The mother of a young rider who died in a car accident is urging people to talk about organ donation as a change to the law in England was given the go-ahead by parliament.
Keira Ball, who was nine years old when she died in 2017 saved the lives of four people by donating her organs — two adults and two children.
On Tuesday (26 February), Max and Keira’s Law — named after Keira and 10-year-old Max Johnson who received her heart — cleared the final parliamentary hurdle. The bill has now fully passed through the House of Commons and the House of Lords, with the final stage being royal assent. This means that from 2020 the law in England will change from an “opt-in” system, to presumed consent.
“She had a real love for her ponies — it was a passion, she loved horses,” Loanna Ball told H&H.
“Organ donation is such an important subject, I don’t think it can be spoken about enough. [The outcome on Tuesday] was absolutely brilliant, although 2020 is still so far away.”
Families of the deceased will still have the final say, even if a person has expressly requested their organs are donated, which is referred to as a “soft opt-out”.
Mrs Ball said she would like to see the law develop to move away from the family being able to make the decision if a person has said they want their organs to go to others.
“It is so hard, your say should be enough,” she said, adding that education and more open discussion is the way forward.
“For now this is a massive step in the right direction.
“The problem is death is such a taboo subject and because organ donation comes after that it is something that is often never discussed.”
Mrs Ball was seriously injured in the crash, so her husband, Keira’s father Joe Ball, made the decision when he was approached by the organ donor team at Bristol hospital that it was what his daughter would have wanted.

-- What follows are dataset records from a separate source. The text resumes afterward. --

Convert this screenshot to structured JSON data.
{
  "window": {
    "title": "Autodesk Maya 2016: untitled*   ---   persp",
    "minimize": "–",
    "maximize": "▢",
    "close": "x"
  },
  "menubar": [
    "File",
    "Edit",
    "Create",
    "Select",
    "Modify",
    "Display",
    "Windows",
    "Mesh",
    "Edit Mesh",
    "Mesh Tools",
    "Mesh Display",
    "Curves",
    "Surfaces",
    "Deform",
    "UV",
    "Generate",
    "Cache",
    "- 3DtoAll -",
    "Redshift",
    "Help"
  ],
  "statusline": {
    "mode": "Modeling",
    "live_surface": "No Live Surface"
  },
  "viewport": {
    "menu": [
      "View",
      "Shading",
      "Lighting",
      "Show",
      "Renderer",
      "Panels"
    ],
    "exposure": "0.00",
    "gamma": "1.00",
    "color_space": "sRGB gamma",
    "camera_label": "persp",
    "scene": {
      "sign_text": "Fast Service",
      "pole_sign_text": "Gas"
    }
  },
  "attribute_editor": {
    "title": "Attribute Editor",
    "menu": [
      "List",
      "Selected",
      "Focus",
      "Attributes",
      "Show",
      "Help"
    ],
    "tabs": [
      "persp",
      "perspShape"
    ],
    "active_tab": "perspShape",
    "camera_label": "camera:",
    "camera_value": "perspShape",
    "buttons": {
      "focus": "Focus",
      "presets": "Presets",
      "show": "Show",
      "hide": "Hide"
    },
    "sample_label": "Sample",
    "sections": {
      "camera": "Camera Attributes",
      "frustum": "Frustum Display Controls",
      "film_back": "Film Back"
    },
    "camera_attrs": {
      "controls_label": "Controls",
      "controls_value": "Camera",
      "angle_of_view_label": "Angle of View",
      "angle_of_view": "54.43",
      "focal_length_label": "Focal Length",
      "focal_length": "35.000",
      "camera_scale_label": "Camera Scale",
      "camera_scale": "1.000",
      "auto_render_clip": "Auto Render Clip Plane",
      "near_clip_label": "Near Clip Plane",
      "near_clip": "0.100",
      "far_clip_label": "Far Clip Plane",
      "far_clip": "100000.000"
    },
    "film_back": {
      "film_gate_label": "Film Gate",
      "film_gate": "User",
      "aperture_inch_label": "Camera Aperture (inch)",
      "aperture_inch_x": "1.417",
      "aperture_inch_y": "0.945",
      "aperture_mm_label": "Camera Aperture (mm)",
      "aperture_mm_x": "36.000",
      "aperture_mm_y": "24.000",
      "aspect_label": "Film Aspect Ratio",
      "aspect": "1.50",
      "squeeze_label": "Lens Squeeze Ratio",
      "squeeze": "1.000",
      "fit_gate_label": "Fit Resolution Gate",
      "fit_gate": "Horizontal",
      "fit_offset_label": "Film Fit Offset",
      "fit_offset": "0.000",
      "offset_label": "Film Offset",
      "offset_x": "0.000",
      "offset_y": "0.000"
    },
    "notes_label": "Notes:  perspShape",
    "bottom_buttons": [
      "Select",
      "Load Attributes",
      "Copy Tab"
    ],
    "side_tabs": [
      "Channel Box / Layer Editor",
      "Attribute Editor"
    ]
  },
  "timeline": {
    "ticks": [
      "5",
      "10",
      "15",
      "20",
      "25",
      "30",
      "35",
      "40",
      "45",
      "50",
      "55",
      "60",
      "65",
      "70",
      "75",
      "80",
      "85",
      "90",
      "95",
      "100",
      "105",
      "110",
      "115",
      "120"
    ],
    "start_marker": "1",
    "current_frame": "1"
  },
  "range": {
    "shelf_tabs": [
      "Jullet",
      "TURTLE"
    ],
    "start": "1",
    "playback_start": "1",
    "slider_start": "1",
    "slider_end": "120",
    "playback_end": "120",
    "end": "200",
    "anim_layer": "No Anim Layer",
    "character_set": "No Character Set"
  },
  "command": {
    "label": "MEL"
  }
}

On average, three people die each day while on the waiting list and more than 6,000 are waiting for a new organ.
The family is promoting education around organ donation and transplants in schools.
“Talk to children [about it at school] so they can go home and speak to their parents and everyone feels comfortable to have that conversation,” she said.
“No matter what we do, loss comes to us all. We always think it will never be us, it will be somebody else.
“Through something so tragic, there is a silver lining — she has this legacy.”
Keira and Max’s families will both speak at the British Transplantation Society and NHSBT Organ Donation and Transplantation congress in Harrogate next week (6 to 8 March) to share their stories.
Mrs Ball added she would like more open discussion over what happens when a person’s organs are removed as this and questions over whether the body will be disfiguired is understandably a worry for loved ones.
“I think a lot of people are very afraid of that,” she said, adding it does not change the way their loved one looks. “People need to be reassured.”
Keira is buried on the family’s land, next to one of her ponies and her grandmother.
Her family set up a charity last year, called Inspired By Keira, to raise awareness of organ donation and to help families financially who are struggling with the associated costs of travel and accommodation when one of their members is in hospital. Keira’s elder sister, Keely, who also rides, competes in memory of her sister.